A Look Back: Office Space

What transforms a good movie into a classic?  Well, if at least a few quotes have staying power, that’s a bonus.  “Office Space,” which came out in the nineties, like a John Hughes or Monty Python movie, has the advantage of not only expressing something universal, it’s compulsively quotable.  A few gems.

“It’s not that I’m lazy…it’s that I just don’t care!”

“You’ve been missing an awful lot of work lately.”
“Well, I wouldn’t say I’ve been ‘missing’ it.”

“The ratio of cake to people is too big.”

Ron Livingston plays the protagonist of “Office Space,” a white collar computer software drone named Peter Gibbons, who deals with the same petty indignities most of us do in our jobs.  For starters, he has to crawl through bottleneck traffic, and when he arrives, he’s greeted by a perky colleague who chirps, “Looks like someone’s got a case of the Mondays!” complete with an exaggerated Frowny Face.  He doesn’t have one supervisor, he has seven or eight, so when he makes a minor error such as forgetting to attach the cover to his TPS report, he gets reprimanded umpteen times. His boss is the skin-crawlingly smarmy Lumbergh (Gary Cole), whose hand is permanently attached to his coffee mug, whose speech is punctuated by “Mmmm…yeah…m’okays,” and who has a habit of asking him to work weekends on the spur of the moment before he can think of an excuse not to.

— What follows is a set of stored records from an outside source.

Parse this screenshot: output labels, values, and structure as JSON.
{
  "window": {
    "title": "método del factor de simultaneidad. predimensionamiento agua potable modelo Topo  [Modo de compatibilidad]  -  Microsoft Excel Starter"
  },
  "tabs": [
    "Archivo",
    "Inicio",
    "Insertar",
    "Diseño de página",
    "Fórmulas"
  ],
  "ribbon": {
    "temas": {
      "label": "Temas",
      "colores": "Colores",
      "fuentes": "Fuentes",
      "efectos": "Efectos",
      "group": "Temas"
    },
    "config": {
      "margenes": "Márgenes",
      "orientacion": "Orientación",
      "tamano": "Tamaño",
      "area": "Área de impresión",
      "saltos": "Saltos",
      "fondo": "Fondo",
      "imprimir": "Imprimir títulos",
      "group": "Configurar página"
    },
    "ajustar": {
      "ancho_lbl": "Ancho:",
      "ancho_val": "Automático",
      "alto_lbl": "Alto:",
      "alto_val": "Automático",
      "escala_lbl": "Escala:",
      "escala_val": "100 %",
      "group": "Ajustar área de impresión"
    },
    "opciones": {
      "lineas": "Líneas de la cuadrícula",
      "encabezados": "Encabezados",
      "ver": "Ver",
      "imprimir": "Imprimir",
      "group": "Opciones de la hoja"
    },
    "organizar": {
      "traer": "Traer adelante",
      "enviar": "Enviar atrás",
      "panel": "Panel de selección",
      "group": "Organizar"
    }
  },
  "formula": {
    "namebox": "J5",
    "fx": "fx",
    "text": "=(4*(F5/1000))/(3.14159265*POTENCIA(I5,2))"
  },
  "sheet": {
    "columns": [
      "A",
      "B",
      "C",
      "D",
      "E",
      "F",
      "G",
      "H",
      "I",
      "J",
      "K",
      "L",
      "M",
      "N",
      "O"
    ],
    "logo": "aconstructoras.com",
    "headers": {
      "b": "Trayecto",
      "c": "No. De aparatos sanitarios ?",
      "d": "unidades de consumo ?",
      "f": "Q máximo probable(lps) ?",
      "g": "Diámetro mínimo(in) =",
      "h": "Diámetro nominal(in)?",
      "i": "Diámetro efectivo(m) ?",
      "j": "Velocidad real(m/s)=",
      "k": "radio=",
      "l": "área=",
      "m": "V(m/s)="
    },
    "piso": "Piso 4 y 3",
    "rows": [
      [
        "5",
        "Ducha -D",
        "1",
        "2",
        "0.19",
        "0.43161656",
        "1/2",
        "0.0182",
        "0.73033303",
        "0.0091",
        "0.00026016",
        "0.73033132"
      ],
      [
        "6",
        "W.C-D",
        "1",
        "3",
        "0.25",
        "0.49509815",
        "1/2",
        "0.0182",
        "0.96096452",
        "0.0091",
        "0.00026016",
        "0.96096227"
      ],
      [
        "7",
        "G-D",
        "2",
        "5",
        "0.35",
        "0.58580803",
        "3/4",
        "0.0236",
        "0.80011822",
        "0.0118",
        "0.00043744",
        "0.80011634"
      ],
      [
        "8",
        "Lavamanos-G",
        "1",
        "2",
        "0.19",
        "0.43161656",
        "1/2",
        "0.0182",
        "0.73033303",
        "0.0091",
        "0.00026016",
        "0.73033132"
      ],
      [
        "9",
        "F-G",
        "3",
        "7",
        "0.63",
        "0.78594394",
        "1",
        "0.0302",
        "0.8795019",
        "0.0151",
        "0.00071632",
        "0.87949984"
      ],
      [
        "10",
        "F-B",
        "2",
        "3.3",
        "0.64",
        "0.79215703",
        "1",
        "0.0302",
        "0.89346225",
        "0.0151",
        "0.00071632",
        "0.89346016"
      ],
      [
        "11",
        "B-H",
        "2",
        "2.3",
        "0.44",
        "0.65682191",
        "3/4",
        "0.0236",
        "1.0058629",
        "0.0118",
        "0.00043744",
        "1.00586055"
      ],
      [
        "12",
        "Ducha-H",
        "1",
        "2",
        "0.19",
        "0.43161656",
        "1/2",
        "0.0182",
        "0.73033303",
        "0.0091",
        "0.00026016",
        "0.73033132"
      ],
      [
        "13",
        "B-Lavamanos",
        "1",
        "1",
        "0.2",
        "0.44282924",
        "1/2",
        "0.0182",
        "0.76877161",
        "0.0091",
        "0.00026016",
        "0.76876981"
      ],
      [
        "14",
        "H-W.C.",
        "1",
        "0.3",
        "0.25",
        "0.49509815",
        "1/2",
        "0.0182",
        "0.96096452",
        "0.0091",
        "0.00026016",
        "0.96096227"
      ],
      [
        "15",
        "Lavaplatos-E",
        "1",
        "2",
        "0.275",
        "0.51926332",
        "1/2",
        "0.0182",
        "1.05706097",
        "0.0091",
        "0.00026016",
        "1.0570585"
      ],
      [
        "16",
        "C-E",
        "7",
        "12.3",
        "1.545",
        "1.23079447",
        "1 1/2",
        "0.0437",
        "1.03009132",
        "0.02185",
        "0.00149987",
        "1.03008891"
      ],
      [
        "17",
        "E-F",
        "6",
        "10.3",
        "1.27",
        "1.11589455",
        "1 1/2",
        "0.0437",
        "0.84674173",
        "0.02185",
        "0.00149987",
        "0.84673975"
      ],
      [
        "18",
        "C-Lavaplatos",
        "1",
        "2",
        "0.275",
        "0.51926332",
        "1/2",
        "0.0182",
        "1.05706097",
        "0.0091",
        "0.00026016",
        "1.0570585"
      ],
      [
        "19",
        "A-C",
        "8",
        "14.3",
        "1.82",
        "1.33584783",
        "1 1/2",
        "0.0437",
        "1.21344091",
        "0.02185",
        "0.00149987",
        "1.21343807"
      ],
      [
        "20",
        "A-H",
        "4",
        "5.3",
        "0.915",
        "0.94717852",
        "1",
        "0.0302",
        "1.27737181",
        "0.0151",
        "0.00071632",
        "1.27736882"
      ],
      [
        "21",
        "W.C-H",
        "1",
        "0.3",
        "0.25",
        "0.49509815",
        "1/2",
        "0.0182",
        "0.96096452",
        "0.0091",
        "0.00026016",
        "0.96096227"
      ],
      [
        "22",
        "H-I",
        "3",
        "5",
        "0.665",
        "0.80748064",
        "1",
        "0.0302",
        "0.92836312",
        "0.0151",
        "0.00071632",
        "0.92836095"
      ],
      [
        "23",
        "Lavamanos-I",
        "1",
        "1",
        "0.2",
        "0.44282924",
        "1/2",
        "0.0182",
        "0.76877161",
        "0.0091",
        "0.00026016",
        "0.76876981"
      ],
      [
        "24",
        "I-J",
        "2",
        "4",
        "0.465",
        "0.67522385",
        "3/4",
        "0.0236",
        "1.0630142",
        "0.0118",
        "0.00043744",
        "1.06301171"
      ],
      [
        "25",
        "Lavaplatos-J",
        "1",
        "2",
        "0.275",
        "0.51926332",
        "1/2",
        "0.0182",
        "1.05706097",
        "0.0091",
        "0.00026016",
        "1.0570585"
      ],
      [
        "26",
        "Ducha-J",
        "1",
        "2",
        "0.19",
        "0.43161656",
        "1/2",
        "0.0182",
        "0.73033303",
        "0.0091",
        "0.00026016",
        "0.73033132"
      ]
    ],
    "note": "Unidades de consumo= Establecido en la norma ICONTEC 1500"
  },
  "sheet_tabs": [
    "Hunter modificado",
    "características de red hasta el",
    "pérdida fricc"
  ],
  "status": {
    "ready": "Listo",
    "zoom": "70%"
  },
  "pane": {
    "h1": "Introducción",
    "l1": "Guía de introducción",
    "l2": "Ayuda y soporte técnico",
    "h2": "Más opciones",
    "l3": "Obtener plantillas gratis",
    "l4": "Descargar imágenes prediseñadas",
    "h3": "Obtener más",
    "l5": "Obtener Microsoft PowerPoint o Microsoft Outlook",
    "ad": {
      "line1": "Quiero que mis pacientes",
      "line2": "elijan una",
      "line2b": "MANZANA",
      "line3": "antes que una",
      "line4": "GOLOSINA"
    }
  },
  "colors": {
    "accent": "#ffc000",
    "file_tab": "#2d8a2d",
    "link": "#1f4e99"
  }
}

Unsurprisingly, Ron’s free time is depressing, too.  Every night he collapses on the couch, only to be interrupted by his next door neighbor, a single guy who bellows, “Check out the breast exams – Channel 9!” Nor is Ron happy with the girl he’s dating – he half-suspects that she might be cheating on him, and his friends are sure of it.  But he’s stuck in a rut of inertia, and there’s seemingly no way out.

Ron, of course, is not the only corporate drone who is unhappy.  There’s his two pals Michael Bolton (David Herman) and Samir (Ajay Naidu), who suffer even more indignities based on their names.  If the three of them don’t do something about their festering discontent, one fears they may one day morph into Milton (Stephen Root), the elderly “squirrelly” guy who wages daily battles to listen to his radio at a reasonable volume, remain in the same cubicle for longer than a week, and keep his prized Swingline stapler out of the clutches of others who may filch it.

One day after work, Ron accompanies his girlfriend to a hypnotist shrink, whose treatment has a unique effect on Ron, mainly that he still lacks motivation but now no longer cares who knows.  He starts coming in late for work, guts fish on his TPS reports and starts dating a server from a chain restaurant nearby (Jennifer Aniston), who also has major issues with her job and the level of enthusiasm for it that she’s expected to display.  So Ron’s happy until he learns that there is some corporate “restructuring” going on, and that his friends’ jobs are on the line.  After that comes embezzlement, comuppance, and ultimately arson, brought about by the theft of the Swingline stapler, which is apparently indestructible and survives the inferno at the end.  As for Stephen, he’s last seen on a tropical beach complaining about the drinks and plotting revenge.  Some people are never satisfied.